我知道這不一定是最快或最好寫的求解器，但它工作。它只是發現具有最小可能值的瓦片，然後從隨機值開始，嘗試所有可能的值，直到獲得可解的難題（使用遞歸）。 sudoku_get_mask返回一個整數，前9位設置爲相應的值。它檢查已經使用的值的水平，垂直和子平方，並將其從掩模中移除。

現在，這裏是Java端口：

public int Solve() 
{ 
    int mask = 0x2FF; 
    int bmask = 0x2FF, bx = 0, by = 0; 

    for(int y = 0; y < 9; ++y){ 
     for(int x = 0; x < 9; ++x){ 
      if(grid[y][x] != 0) continue; // ignore spaces with values already set 
      mask = GetMask(x, y); 
      if(mask < bmask) // less bits set == less possible choices 
      { 
       bmask = mask; 
       bx = x; 
       by = y; 
      } 
     } 
    } 

    if(bmask == 0x2FF) // the puzzle had no good slots, it must be solved 
     return 1; 

    if(bmask == 0) // the puzzle is unsolvable 
     return -1; 

    int start_c = rand() % 9; 
    int c = start_c; 
    do{ 
     if((bmask & (1<<c)) != 0){ 
      grid[by][bx] = (char) (c+1); 
      if(Solve() == 1) return 1; 
     } 
     c = (c+1)%9; 
    }while(c != start_c); 

    grid[by][bx] = 0; // restore old value 

    return 0; 
} 

他們幾乎是相同的，所以我不明白，爲什麼在Java端口無限遞歸！求解器應該總是1.找到一個解決方案或2.找到沒有解決方案。

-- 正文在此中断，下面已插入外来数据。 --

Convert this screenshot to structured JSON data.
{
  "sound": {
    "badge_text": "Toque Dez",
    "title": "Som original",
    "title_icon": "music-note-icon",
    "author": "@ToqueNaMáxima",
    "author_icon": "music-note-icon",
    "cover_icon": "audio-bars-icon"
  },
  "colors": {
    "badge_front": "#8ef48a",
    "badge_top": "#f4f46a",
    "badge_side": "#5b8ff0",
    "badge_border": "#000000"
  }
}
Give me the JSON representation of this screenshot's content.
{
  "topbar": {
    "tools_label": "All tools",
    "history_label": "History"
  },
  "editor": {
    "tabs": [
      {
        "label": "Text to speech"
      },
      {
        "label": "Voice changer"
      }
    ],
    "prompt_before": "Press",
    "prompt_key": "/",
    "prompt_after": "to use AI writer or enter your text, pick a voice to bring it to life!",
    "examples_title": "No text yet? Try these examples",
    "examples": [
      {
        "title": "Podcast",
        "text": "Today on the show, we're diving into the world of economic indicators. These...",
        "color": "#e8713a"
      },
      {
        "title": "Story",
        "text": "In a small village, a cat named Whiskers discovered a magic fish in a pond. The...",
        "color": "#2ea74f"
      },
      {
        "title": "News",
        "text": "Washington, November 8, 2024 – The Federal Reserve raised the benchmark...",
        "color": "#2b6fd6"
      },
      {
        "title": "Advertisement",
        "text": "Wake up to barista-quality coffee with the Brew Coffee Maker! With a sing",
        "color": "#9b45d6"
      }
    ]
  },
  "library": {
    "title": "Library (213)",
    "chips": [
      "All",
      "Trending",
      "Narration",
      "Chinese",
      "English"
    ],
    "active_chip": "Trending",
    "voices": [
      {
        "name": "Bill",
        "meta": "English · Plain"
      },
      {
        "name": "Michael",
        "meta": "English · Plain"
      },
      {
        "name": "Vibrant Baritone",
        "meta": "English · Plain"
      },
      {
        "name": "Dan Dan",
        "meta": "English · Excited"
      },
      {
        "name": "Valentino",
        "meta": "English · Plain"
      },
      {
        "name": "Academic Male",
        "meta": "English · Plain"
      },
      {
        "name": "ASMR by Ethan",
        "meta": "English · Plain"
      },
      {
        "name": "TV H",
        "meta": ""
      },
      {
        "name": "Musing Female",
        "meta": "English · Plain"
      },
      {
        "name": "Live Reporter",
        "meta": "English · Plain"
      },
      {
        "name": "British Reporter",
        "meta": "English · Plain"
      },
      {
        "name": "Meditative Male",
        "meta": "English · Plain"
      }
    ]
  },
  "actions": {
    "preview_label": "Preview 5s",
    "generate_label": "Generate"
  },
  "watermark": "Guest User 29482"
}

按照我的邏輯，我看不出它應該無限遞增的方式。

這裏是GetMask Java代碼：

protected int GetMask(int x, int y) 
{ 
    int mask = 0x1FF; 
    for(int cx = 0; cx < 9; ++cx){ 
     mask &= (grid[y][cx] == 0 ? mask : ~(1 << (grid[y][cx]-1))); 
    } 
    for(int cy = 0; cy < 9; ++cy){ 
     mask &= (grid[cy][x] == 0 ? mask : ~(1 << (grid[cy][x]-1))); 
    } 
    int idx = squareIndex[y][x]; 
    int[] pt = null; 
    for(int c = 0; c < 9; ++c){ 
     pt = squarePoint[idx][c]; 
     mask &= (grid[pt[1]][pt[0]] == 0 ? mask : ~(1 << (grid[pt[1]][pt[0]]-1))); 
    } 
    return mask; 
} 

這裏是squareIndex和squarePoint（只針對查找分平方表）：

static int squareIndex[][] = { 
    {0,0,0,1,1,1,2,2,2}, 
    {0,0,0,1,1,1,2,2,2}, 
    {0,0,0,1,1,1,2,2,2}, 
    {3,3,3,4,4,4,5,5,5}, 
    {3,3,3,4,4,4,5,5,5}, 
    {3,3,3,4,4,4,5,5,5}, 
    {6,6,6,7,7,7,8,8,8}, 
    {6,6,6,7,7,7,8,8,8}, 
    {6,6,6,7,7,7,8,8,8} 
}; 

static int[] squarePoint[][] = { 
    { {0,0}, {1,0}, {2,0}, {0,1}, {1,1}, {2,1}, {0,2}, {1,2}, {2,2} }, 
    { {3,0}, {4,0}, {5,0}, {3,1}, {4,1}, {5,1}, {3,2}, {4,2}, {5,2} }, 
    { {6,0}, {7,0}, {8,0}, {6,1}, {7,1}, {8,1}, {6,2}, {7,2}, {8,2} }, 
    { {0,3}, {1,3}, {2,3}, {0,4}, {1,4}, {2,4}, {0,5}, {1,5}, {2,5} }, 
    { {3,3}, {4,3}, {5,3}, {3,4}, {4,4}, {5,4}, {3,5}, {4,5}, {5,5} }, 
    { {6,3}, {7,3}, {8,3}, {6,4}, {7,4}, {8,4}, {6,5}, {7,5}, {8,5} }, 
    { {0,6}, {1,6}, {2,6}, {0,7}, {1,7}, {2,7}, {0,8}, {1,8}, {2,8} }, 
    { {3,6}, {4,6}, {5,6}, {3,7}, {4,7}, {5,7}, {3,8}, {4,8}, {5,8} }, 
    { {6,6}, {7,6}, {8,6}, {6,7}, {7,7}, {8,7}, {6,8}, {7,8}, {8,8} } 
}; 

Answer 1

我猜Smith先生是不會提交正式答案（我想我會讓他的點）。

問題是std C函數rand（）返回範圍[0，INT_MAX]中的整數，Java函數Randomizer.nextInt（）在[INT_MIN，INT_MAX]範圍內。我不得不用「generator.randInt（9）」替換「generator.nextInt（）％9」，它工作。